Reuse of well-designed tools can provide one of the greatest economies available in any activity but especially in the labor-intensive practice of software engineering. Accordingly, the specification and refinement support environments described in Subsection 2.3.1.1 require access to libraries of software modules, module specifications, and formalized knowledge about these modules, users, applications, and the world.

Libraries house materials, but they also offer an internal structure that facilitates finding and using entries. In the case of software libraries, software modules in the collection must be indexed by their specification and accompanied by a recording of their design rationale (Subsection 3.7). Additional encodings can facilitate modification of existing components for new purposes, automatic translation and optimization of modules, and safe replacement of parts of existing systems with independently developed improvements of the parts (Subsection 3.3).
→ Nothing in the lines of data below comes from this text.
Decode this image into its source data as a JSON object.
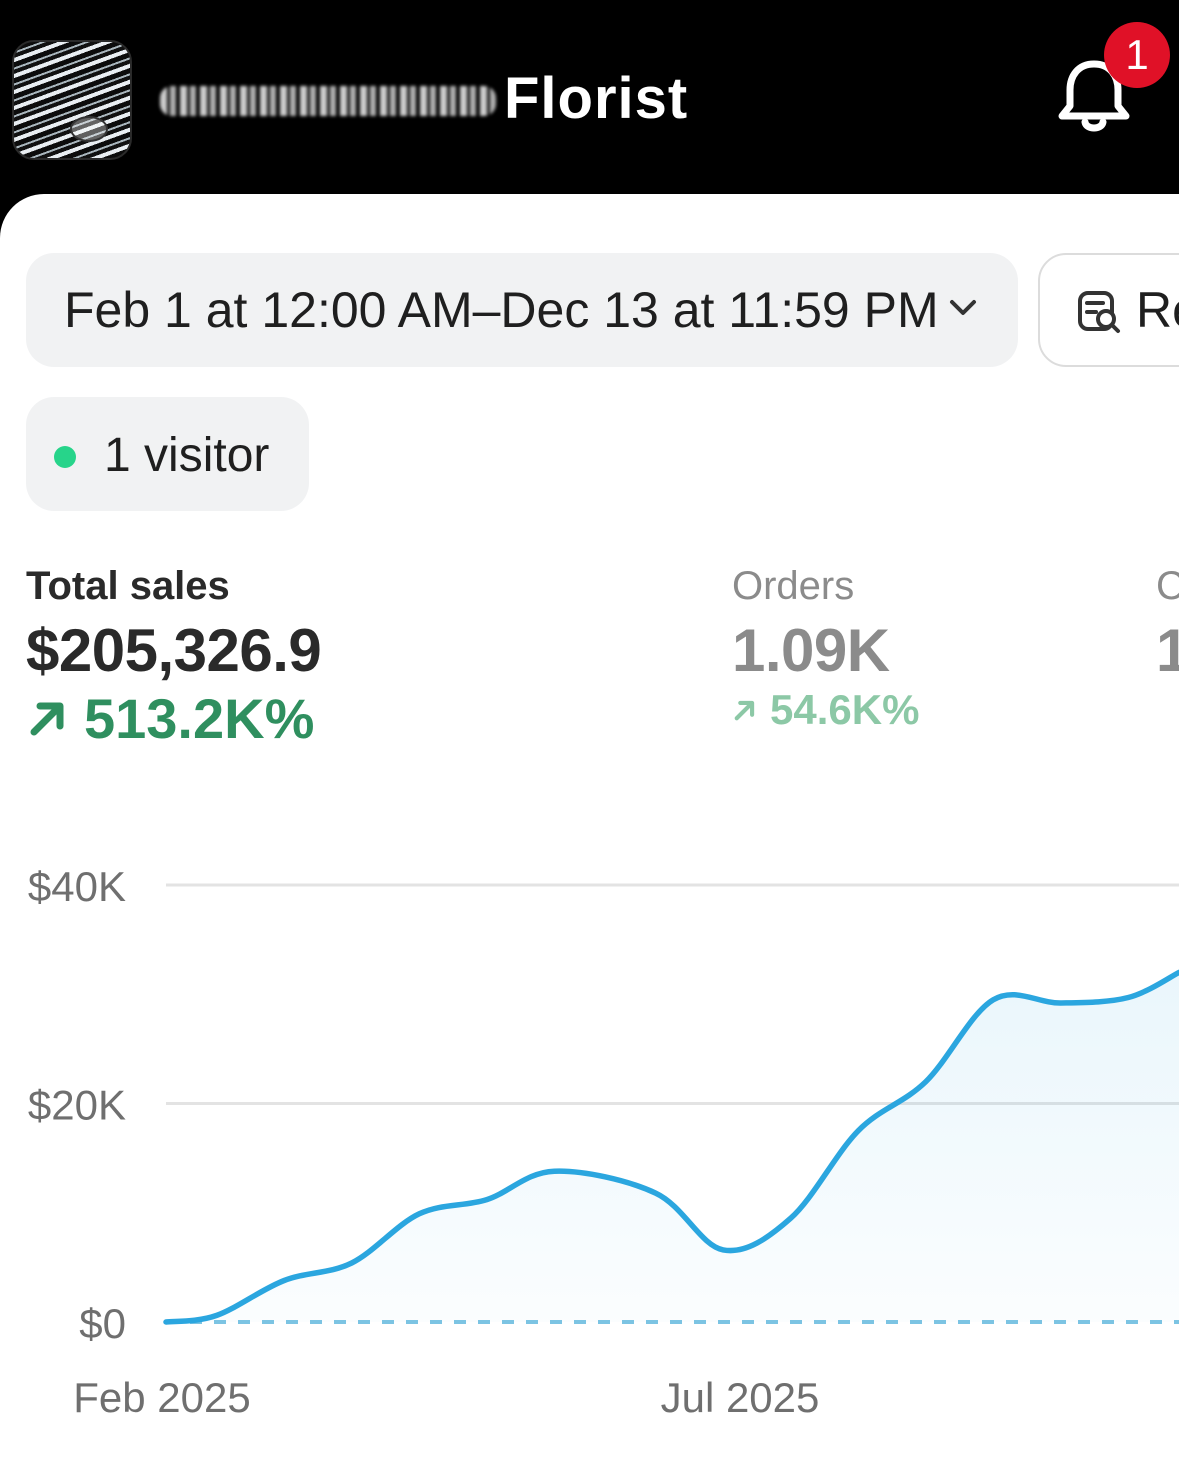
{
  "header": {
    "store_name": "Florist",
    "notification_count": "1"
  },
  "filters": {
    "date_range": "Feb 1 at 12:00 AM–Dec 13 at 11:59 PM",
    "report_label": "Re"
  },
  "live": {
    "visitors": "1 visitor"
  },
  "metrics": [
    {
      "label": "Total sales",
      "value": "$205,326.9",
      "change": "513.2K%",
      "color": "#2f8f5f"
    },
    {
      "label": "Orders",
      "value": "1.09K",
      "change": "54.6K%",
      "color": "#8cc8a6"
    },
    {
      "label": "C",
      "value": "1"
    }
  ],
  "colors": {
    "accent": "#2ba6df",
    "positive": "#2f8f5f",
    "badge": "#e01127",
    "live_dot": "#27d48a"
  },
  "chart_data": {
    "type": "area",
    "x_tick_labels": [
      "Feb 2025",
      "Jul 2025"
    ],
    "y_tick_labels": [
      "$40K",
      "$20K",
      "$0"
    ],
    "ylim": [
      0,
      40000
    ],
    "grid": true,
    "series": [
      {
        "x": [
          0,
          3,
          7,
          11,
          15,
          19,
          23,
          29,
          33,
          37,
          41,
          45,
          49,
          53,
          57,
          60
        ],
        "values": [
          0,
          600,
          3800,
          5400,
          9900,
          11200,
          13800,
          11800,
          6600,
          9500,
          17500,
          22000,
          29500,
          29200,
          29700,
          32000
        ]
      },
      {
        "x": [
          0,
          60
        ],
        "values": [
          0,
          0
        ],
        "dashed": true
      }
    ]
  }
}
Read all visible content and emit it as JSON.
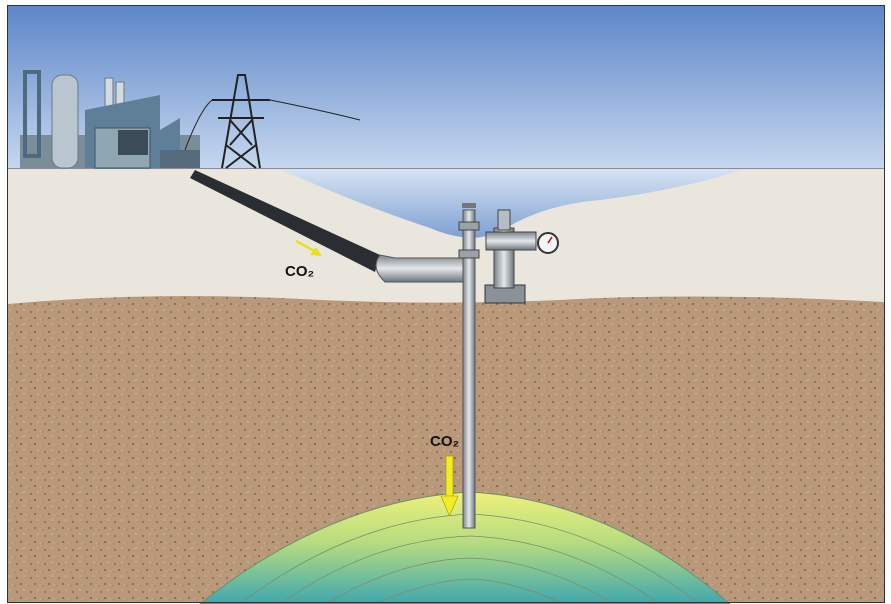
{
  "labels": {
    "pipeline_gas": "CO₂",
    "injection_gas": "CO₂"
  }
}
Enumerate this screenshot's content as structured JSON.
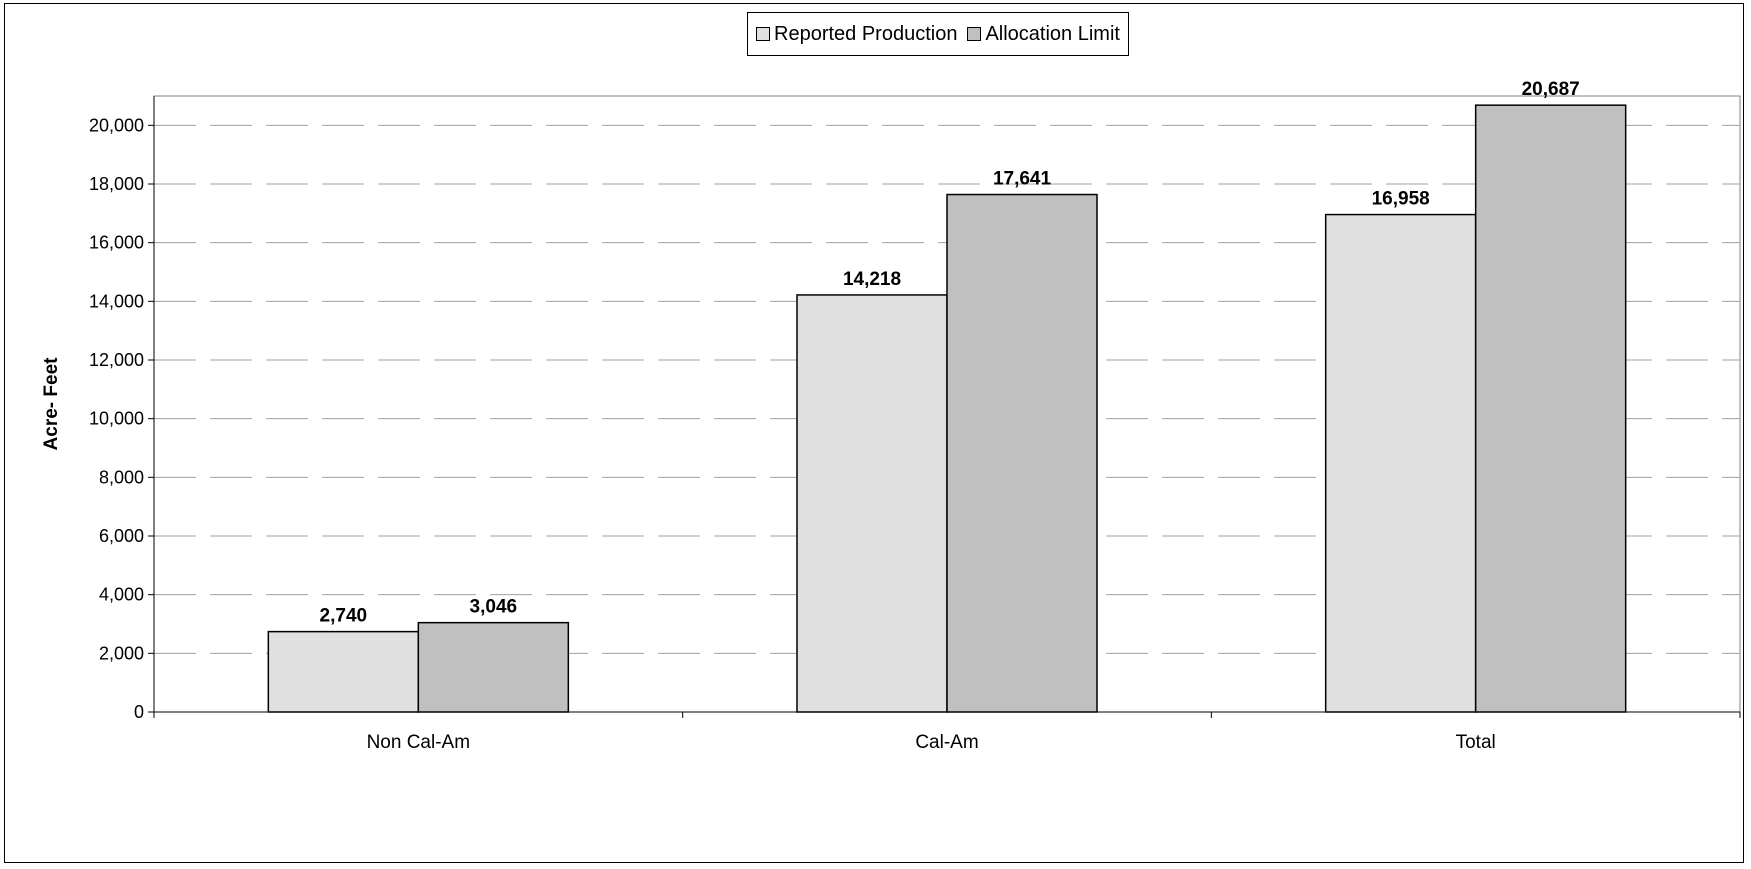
{
  "chart_data": {
    "type": "bar",
    "categories": [
      "Non Cal-Am",
      "Cal-Am",
      "Total"
    ],
    "series": [
      {
        "name": "Reported Production",
        "values": [
          2740,
          14218,
          16958
        ],
        "labels": [
          "2,740",
          "14,218",
          "16,958"
        ],
        "color": "#e0e0e0"
      },
      {
        "name": "Allocation Limit",
        "values": [
          3046,
          17641,
          20687
        ],
        "labels": [
          "3,046",
          "17,641",
          "20,687"
        ],
        "color": "#c0c0c0"
      }
    ],
    "ylabel": "Acre- Feet",
    "ylim": [
      0,
      21000
    ],
    "yticks": [
      0,
      2000,
      4000,
      6000,
      8000,
      10000,
      12000,
      14000,
      16000,
      18000,
      20000
    ],
    "ytick_labels": [
      "0",
      "2,000",
      "4,000",
      "6,000",
      "8,000",
      "10,000",
      "12,000",
      "14,000",
      "16,000",
      "18,000",
      "20,000"
    ],
    "grid": true,
    "legend": "top-center"
  }
}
Providing intelligent access to these library functions will require all of the information infrastructure services, such as indexing and translation, described in Subsection 2.2.

2.3.2 Intelligent Project Management Aids

Constructing, maintaining, and extending the National Challenge applications and other complex systems poses many hard problems apart from the issues of prototyping, specification, and reuse just discussed. Even with these technologies at hand, there must be some way of managing all the people, systems, and agencies involved. Although many project management systems are currently available, the enormous scope of the NII project means moving beyond the current state of the art (for example, PERT charts or MacProject). Managing large-scale projects requires facilities for coordinating independent activities with groupware and managing the project plans themselves.

2.3.2.1 Collaboration and Group Software

To provide supportive environments for collaboration and group-cooperative work, software systems must provide participants in the collaboration with facilities for information sharing, virtual collocation, and task coordination. For example, coordination mechanisms could facilitate group discussions (possibly distributed in time, space, and participant background). Because organizations (and virtual communities) will likely be composed of a large and diverse collection of individuals, tools could inform users of recommended policies, procedures, and processes as well as facilitate the evolution of these guidelines and agreements.